As you can see, Tim Jamison was jumping before Tannehill was even winding up. Even if he was staring down his receiver, Jamison took a bit of a risk by jumping up if he was not sure Tannehill was going to throw.

Why was he jumping early? Well, in my quest to break these tipped passes down I found another possible reason why defensive linemen might be getting the jump on Tannehill's passes: he pats the ball before he throws.

He didn't do this on every throw, but patting the ball before throwing it is like tipping pitches. It can have disastrous results.

On this occasion he did just that, which seemed to be why Jamison reacts so early.

By the time he did get the ball off, Jamison was at full extension and easily batted the ball down. Again, getting the ball over mammoth lineman without throwing it through the goal posts would have been a bit of a feat. Of course, Tannehill should have, you know, seen he was about to throw a pass into a brick wall.

You may have noticed that nobody was open on that play either. This could simply be fantastic Texans defense, but the play-calling must be better than this on fourth down. Tannehill throws well on the move, but the Dolphins failed to call plays that got him out of the pocket, or at least had one that was moving.

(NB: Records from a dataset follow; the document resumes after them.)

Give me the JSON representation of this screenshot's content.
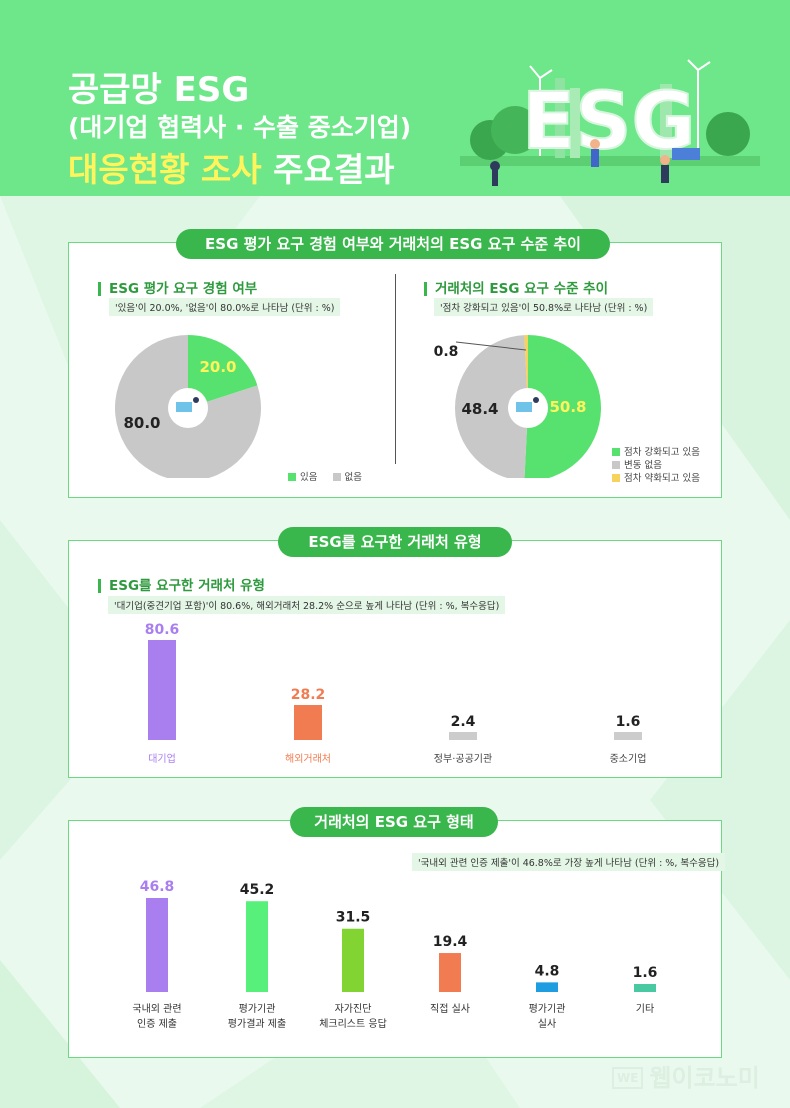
{
  "header": {
    "title_line1": "공급망 ESG",
    "title_line2": "(대기업 협력사 · 수출 중소기업)",
    "title_line3_highlight": "대응현황 조사",
    "title_line3_rest": " 주요결과",
    "illustration_text": "ESG"
  },
  "section1": {
    "pill": "ESG 평가 요구 경험 여부와 거래처의 ESG 요구 수준 추이",
    "left_title": "ESG 평가 요구 경험 여부",
    "left_note": "'있음'이 20.0%, '없음'이 80.0%로 나타남 (단위 : %)",
    "right_title": "거래처의 ESG 요구 수준 추이",
    "right_note": "'점차 강화되고 있음'이 50.8%로 나타남 (단위 : %)"
  },
  "section2": {
    "pill": "ESG를 요구한 거래처 유형",
    "title": "ESG를 요구한 거래처 유형",
    "note": "'대기업(중견기업 포함)'이 80.6%, 해외거래처 28.2% 순으로 높게 나타남 (단위 : %, 복수응답)"
  },
  "section3": {
    "pill": "거래처의 ESG 요구 형태",
    "note": "'국내외 관련 인증 제출'이 46.8%로 가장 높게 나타남 (단위 : %, 복수응답)"
  },
  "watermark": {
    "box": "WE",
    "text": "웹이코노미"
  },
  "colors": {
    "header_bg": "#6ee68a",
    "green": "#57e26f",
    "gray": "#c8c8c8",
    "yellow": "#f7d25c",
    "purple": "#a97ff0",
    "orange": "#f27c52",
    "green2": "#82d432",
    "blue": "#1e9ee0",
    "teal": "#48c9a2"
  },
  "chart_data": [
    {
      "type": "pie",
      "labels": [
        "있음",
        "없음"
      ],
      "values": [
        20.0,
        80.0
      ],
      "colors": [
        "#57e26f",
        "#c8c8c8"
      ],
      "legend": [
        "있음",
        "없음"
      ]
    },
    {
      "type": "pie",
      "labels": [
        "점차 강화되고 있음",
        "변동 없음",
        "점차 약화되고 있음"
      ],
      "values": [
        50.8,
        48.4,
        0.8
      ],
      "colors": [
        "#57e26f",
        "#c8c8c8",
        "#f7d25c"
      ],
      "legend": [
        "점차 강화되고 있음",
        "변동 없음",
        "점차 약화되고 있음"
      ]
    },
    {
      "type": "bar",
      "categories": [
        "대기업",
        "해외거래처",
        "정부·공공기관",
        "중소기업"
      ],
      "values": [
        80.6,
        28.2,
        2.4,
        1.6
      ],
      "bar_colors": [
        "#a97ff0",
        "#f27c52",
        "#cccccc",
        "#cccccc"
      ],
      "label_colors": [
        "#a97ff0",
        "#f27c52",
        "#222222",
        "#222222"
      ],
      "category_colors": [
        "#a97ff0",
        "#f27c52",
        "#444444",
        "#444444"
      ]
    },
    {
      "type": "bar",
      "categories": [
        "국내외 관련 인증 제출",
        "평가기관 평가결과 제출",
        "자가진단 체크리스트 응답",
        "직접 실사",
        "평가기관 실사",
        "기타"
      ],
      "category_lines": [
        [
          "국내외 관련",
          "인증 제출"
        ],
        [
          "평가기관",
          "평가결과 제출"
        ],
        [
          "자가진단",
          "체크리스트 응답"
        ],
        [
          "직접 실사"
        ],
        [
          "평가기관",
          "실사"
        ],
        [
          "기타"
        ]
      ],
      "values": [
        46.8,
        45.2,
        31.5,
        19.4,
        4.8,
        1.6
      ],
      "bar_colors": [
        "#a97ff0",
        "#57f07a",
        "#82d432",
        "#f27c52",
        "#1e9ee0",
        "#48c9a2"
      ],
      "label_colors": [
        "#a97ff0",
        "#222222",
        "#222222",
        "#222222",
        "#222222",
        "#222222"
      ]
    }
  ]
}
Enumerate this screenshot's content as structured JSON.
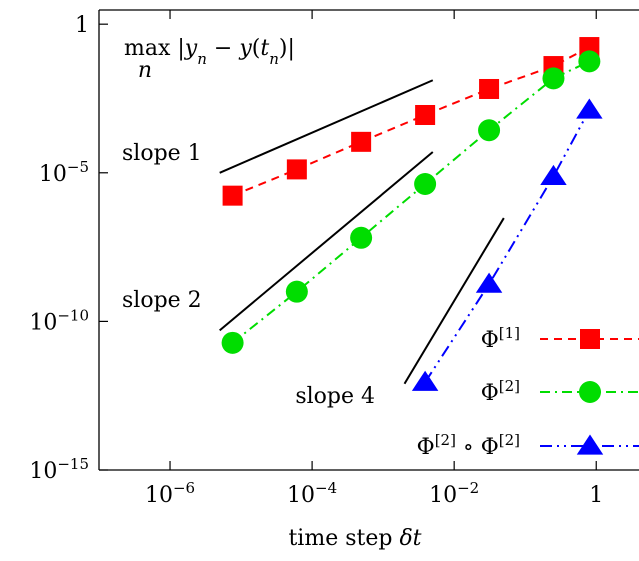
{
  "chart_data": {
    "type": "line",
    "xscale": "log",
    "yscale": "log",
    "xlim": [
      1e-07,
      4
    ],
    "ylim": [
      1e-15,
      3
    ],
    "xlabel": "time step δt",
    "ylabel": "",
    "x_ticks": [
      {
        "value": 1e-06,
        "base": "10",
        "exp": "−6"
      },
      {
        "value": 0.0001,
        "base": "10",
        "exp": "−4"
      },
      {
        "value": 0.01,
        "base": "10",
        "exp": "−2"
      },
      {
        "value": 1,
        "base": "1",
        "exp": ""
      }
    ],
    "y_ticks": [
      {
        "value": 1,
        "base": "1",
        "exp": ""
      },
      {
        "value": 1e-05,
        "base": "10",
        "exp": "−5"
      },
      {
        "value": 1e-10,
        "base": "10",
        "exp": "−10"
      },
      {
        "value": 1e-15,
        "base": "10",
        "exp": "−15"
      }
    ],
    "plot_label": "max_n |y_n − y(t_n)|",
    "series": [
      {
        "name": "Φ[1]",
        "color": "#ff0000",
        "marker": "square",
        "dash": "dashed",
        "x": [
          7.6e-06,
          6.1e-05,
          0.00049,
          0.0039,
          0.031,
          0.25,
          0.8
        ],
        "y": [
          1.7e-06,
          1.3e-05,
          0.00011,
          0.00088,
          0.0066,
          0.039,
          0.17
        ]
      },
      {
        "name": "Φ[2]",
        "color": "#00dd00",
        "marker": "circle",
        "dash": "dashdot",
        "x": [
          7.6e-06,
          6.1e-05,
          0.00049,
          0.0039,
          0.031,
          0.25,
          0.8
        ],
        "y": [
          1.9e-11,
          1e-09,
          6.5e-08,
          4.2e-06,
          0.00027,
          0.015,
          0.056
        ]
      },
      {
        "name": "Φ[2] ∘ Φ[2]",
        "color": "#0000ff",
        "marker": "triangle",
        "dash": "dashdotdot",
        "x": [
          0.0039,
          0.031,
          0.25,
          0.8
        ],
        "y": [
          9e-13,
          1.8e-09,
          7.6e-06,
          0.0013
        ]
      }
    ],
    "reference_lines": [
      {
        "label": "slope 1",
        "x": [
          5e-06,
          0.005
        ],
        "y": [
          1e-05,
          0.013
        ]
      },
      {
        "label": "slope 2",
        "x": [
          5e-06,
          0.005
        ],
        "y": [
          5e-11,
          5e-05
        ]
      },
      {
        "label": "slope 4",
        "x": [
          0.002,
          0.05
        ],
        "y": [
          8e-13,
          3e-07
        ]
      }
    ]
  }
}
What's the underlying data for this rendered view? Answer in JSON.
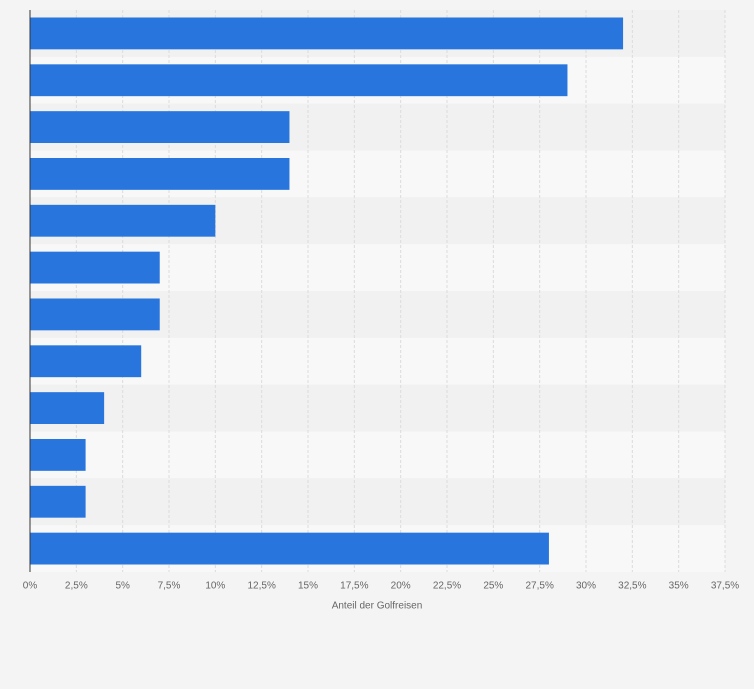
{
  "chart_data": {
    "type": "bar",
    "orientation": "horizontal",
    "x_label": "Anteil der Golfreisen",
    "categories": [
      null,
      null,
      null,
      null,
      null,
      null,
      null,
      null,
      null,
      null,
      null,
      null
    ],
    "values": [
      32,
      29,
      14,
      14,
      10,
      7,
      7,
      6,
      4,
      3,
      3,
      28
    ],
    "color": "#2876dd",
    "xlim": [
      0,
      37.5
    ],
    "xticks": [
      {
        "value": 0,
        "label": "0%"
      },
      {
        "value": 2.5,
        "label": "2,5%"
      },
      {
        "value": 5,
        "label": "5%"
      },
      {
        "value": 7.5,
        "label": "7,5%"
      },
      {
        "value": 10,
        "label": "10%"
      },
      {
        "value": 12.5,
        "label": "12,5%"
      },
      {
        "value": 15,
        "label": "15%"
      },
      {
        "value": 17.5,
        "label": "17,5%"
      },
      {
        "value": 20,
        "label": "20%"
      },
      {
        "value": 22.5,
        "label": "22,5%"
      },
      {
        "value": 25,
        "label": "25%"
      },
      {
        "value": 27.5,
        "label": "27,5%"
      },
      {
        "value": 30,
        "label": "30%"
      },
      {
        "value": 32.5,
        "label": "32,5%"
      },
      {
        "value": 35,
        "label": "35%"
      },
      {
        "value": 37.5,
        "label": "37,5%"
      }
    ],
    "grid": true
  }
}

This play was no different and the Texans could sit back in their coverage, comforted in knowing what was coming.

 

Conclusion

So who was to blame?

Like Joe Philbin said, there was culpability across the line here. Tannehill cannot stare down receivers or otherwise give anything away. The offensive line must have proper footwork, keep passing lanes clear and stay engaged. Mike Sherman needs to get the defense out of their comfort zone with his play-calling.

Then there is the fact Houston had J.J. Swatt manning the line. The Texans happen to be good at this sort of thing.

The truth is that Tannehill had this problem in college, where Sherman was his coach. Some of it can be attributed to the nature of the game, but at some point this leaves the realm of "freak occurrence" and enters the "real problem" zone. 

Is it as troublesome as it seems? Probably not. The Dolphins can certainly do things to correct it, and Tannehill will not have four batted balls per game.